The devil cannot give this experience because there is so much interior joy in the very intimate part of the soul and so much peace; and all the happiness stirs the soul to the praises of God.
One is left with an ineradicable feeling in all this is that the Divine is so close and yet so far-away at the same time—that poor little moth can never rest from its flight. It’s like a soul’s plight in purgatory, or in Buddhism, with the Hungry Ghosts—that damned hunger is never satisfied, just when you think your cup will runneth over, it’s dashed from your hands! But yea, how much more the souls who are tormented in hellish regions:
Well, let us consider, Sisters, those who are in hell, who do not have this conformity or this consolation and spiritual delight which is placed by God in the soul; nor do they see that their suffering is beneficial, but they always suffer more and more. The torments of the soul are so much more severe than those of the body, and the torment souls in hell suffer is incomparably greater than the suffering we have here mentioned, and must, it is seen, last forever and ever. What, then, will the suffering of these unfortunate souls be? And what can we do or suffer in so short a life that would amount to anything if we were thereby to free ourselves of those terrible and eternal torments?

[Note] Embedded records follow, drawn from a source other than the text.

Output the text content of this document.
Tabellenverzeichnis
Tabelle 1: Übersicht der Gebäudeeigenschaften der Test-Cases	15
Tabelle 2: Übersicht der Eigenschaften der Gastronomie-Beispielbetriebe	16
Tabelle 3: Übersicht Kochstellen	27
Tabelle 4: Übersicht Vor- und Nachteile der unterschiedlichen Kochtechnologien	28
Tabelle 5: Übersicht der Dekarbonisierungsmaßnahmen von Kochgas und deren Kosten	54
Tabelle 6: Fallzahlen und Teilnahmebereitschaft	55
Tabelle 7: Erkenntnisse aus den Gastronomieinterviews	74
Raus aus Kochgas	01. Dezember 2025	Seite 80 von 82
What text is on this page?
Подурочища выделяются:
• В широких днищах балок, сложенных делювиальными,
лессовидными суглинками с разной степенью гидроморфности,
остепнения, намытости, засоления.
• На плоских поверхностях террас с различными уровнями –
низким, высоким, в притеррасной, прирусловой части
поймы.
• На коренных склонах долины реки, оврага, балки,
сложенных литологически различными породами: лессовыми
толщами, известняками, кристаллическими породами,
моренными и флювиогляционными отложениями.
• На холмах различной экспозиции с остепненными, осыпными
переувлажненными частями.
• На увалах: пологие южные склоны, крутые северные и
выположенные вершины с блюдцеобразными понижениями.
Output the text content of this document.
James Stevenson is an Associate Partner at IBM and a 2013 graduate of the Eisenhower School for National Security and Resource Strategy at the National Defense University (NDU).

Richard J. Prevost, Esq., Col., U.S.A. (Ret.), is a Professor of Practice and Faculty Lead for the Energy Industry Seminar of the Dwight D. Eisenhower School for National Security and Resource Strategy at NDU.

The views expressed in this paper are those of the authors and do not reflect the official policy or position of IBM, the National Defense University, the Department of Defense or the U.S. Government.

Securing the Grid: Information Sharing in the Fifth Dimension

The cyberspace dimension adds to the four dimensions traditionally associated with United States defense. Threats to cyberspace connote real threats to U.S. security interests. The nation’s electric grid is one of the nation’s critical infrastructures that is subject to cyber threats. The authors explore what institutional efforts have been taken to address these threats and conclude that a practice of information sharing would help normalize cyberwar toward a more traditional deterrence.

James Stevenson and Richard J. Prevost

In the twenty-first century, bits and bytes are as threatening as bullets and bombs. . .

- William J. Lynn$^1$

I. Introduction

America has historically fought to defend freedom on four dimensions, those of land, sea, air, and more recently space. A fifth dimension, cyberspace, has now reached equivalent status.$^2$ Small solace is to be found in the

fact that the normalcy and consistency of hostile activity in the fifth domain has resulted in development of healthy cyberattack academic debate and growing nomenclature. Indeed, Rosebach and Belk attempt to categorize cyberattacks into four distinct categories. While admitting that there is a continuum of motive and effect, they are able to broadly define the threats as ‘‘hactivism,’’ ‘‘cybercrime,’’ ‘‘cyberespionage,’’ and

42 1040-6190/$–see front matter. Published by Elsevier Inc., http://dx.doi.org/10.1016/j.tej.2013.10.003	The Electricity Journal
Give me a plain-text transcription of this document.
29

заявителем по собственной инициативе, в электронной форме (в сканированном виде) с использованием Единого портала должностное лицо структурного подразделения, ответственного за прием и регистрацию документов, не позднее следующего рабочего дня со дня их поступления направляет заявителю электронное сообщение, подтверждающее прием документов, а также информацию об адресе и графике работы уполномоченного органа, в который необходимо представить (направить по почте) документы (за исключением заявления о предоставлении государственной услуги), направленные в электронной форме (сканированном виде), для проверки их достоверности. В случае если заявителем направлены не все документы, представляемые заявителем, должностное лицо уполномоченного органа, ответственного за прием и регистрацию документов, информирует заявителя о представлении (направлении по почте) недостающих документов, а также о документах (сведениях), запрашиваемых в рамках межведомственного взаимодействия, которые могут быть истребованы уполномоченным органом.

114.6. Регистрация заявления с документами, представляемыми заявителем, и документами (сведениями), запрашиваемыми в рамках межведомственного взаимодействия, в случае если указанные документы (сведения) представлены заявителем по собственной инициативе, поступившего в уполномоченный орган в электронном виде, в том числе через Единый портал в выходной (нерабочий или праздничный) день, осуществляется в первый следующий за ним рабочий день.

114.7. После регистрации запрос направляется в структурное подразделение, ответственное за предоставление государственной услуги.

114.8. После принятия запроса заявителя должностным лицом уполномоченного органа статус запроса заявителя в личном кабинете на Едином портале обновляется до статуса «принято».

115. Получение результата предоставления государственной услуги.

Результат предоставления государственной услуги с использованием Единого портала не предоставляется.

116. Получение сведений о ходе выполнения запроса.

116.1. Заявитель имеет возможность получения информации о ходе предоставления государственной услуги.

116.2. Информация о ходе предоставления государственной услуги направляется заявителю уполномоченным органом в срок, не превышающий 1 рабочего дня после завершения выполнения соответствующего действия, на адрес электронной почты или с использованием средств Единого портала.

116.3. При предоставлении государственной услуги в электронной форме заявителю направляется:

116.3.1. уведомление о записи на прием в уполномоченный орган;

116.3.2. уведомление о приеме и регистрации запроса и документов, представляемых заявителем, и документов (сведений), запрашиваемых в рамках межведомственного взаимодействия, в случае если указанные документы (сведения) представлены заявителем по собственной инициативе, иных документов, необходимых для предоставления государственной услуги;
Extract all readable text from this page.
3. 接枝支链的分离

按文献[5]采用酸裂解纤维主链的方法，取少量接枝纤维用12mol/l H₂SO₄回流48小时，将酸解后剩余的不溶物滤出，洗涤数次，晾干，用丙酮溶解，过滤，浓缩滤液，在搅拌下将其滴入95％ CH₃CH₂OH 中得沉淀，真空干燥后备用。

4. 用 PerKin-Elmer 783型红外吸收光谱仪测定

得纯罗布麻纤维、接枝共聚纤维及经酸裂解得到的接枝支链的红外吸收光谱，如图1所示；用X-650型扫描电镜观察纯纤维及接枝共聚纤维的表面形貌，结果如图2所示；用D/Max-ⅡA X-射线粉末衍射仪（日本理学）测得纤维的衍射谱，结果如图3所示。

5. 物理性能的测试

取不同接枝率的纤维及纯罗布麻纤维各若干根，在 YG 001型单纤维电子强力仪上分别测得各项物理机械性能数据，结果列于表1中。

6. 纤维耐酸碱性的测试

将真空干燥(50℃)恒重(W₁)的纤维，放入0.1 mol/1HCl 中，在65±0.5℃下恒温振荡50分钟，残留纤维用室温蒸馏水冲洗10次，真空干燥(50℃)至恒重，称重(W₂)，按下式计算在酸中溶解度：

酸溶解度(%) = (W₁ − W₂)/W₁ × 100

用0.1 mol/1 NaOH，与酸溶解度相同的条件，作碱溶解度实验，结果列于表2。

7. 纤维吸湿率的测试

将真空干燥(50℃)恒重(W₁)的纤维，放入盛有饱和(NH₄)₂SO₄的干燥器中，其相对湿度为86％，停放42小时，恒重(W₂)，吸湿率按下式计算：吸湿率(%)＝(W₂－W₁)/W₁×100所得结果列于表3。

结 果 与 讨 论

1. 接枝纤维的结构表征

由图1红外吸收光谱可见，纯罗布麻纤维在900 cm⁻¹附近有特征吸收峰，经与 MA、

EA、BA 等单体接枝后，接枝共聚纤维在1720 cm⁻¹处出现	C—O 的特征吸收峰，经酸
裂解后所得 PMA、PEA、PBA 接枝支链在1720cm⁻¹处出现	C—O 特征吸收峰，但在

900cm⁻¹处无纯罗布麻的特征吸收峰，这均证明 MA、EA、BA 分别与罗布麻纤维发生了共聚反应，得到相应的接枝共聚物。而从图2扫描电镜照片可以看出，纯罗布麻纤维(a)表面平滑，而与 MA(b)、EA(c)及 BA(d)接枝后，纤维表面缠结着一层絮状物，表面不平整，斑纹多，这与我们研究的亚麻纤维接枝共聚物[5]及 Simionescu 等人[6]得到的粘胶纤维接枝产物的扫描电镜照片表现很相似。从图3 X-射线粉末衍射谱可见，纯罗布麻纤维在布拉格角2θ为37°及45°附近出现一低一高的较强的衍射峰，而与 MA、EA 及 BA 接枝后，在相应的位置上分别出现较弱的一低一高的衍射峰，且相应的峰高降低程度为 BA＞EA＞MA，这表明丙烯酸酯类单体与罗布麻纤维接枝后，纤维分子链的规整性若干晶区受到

At least she leaves us with a positive exclamation in departing this Sixth Tower:
Oh, God help me! Lord, how you afflict your lovers! But everything is small in comparison with what you give them afterward.
What a wild roller-coaster ride! Tossed wildly upon waves of spiritual anguish yet also enticing moments of Divine Ecstasy that makes one crawl out of their skin. Hopefully, we have weathered the storm so as to voyage ever onward into the peaceful harbor of the Resplendent Seventh Tower!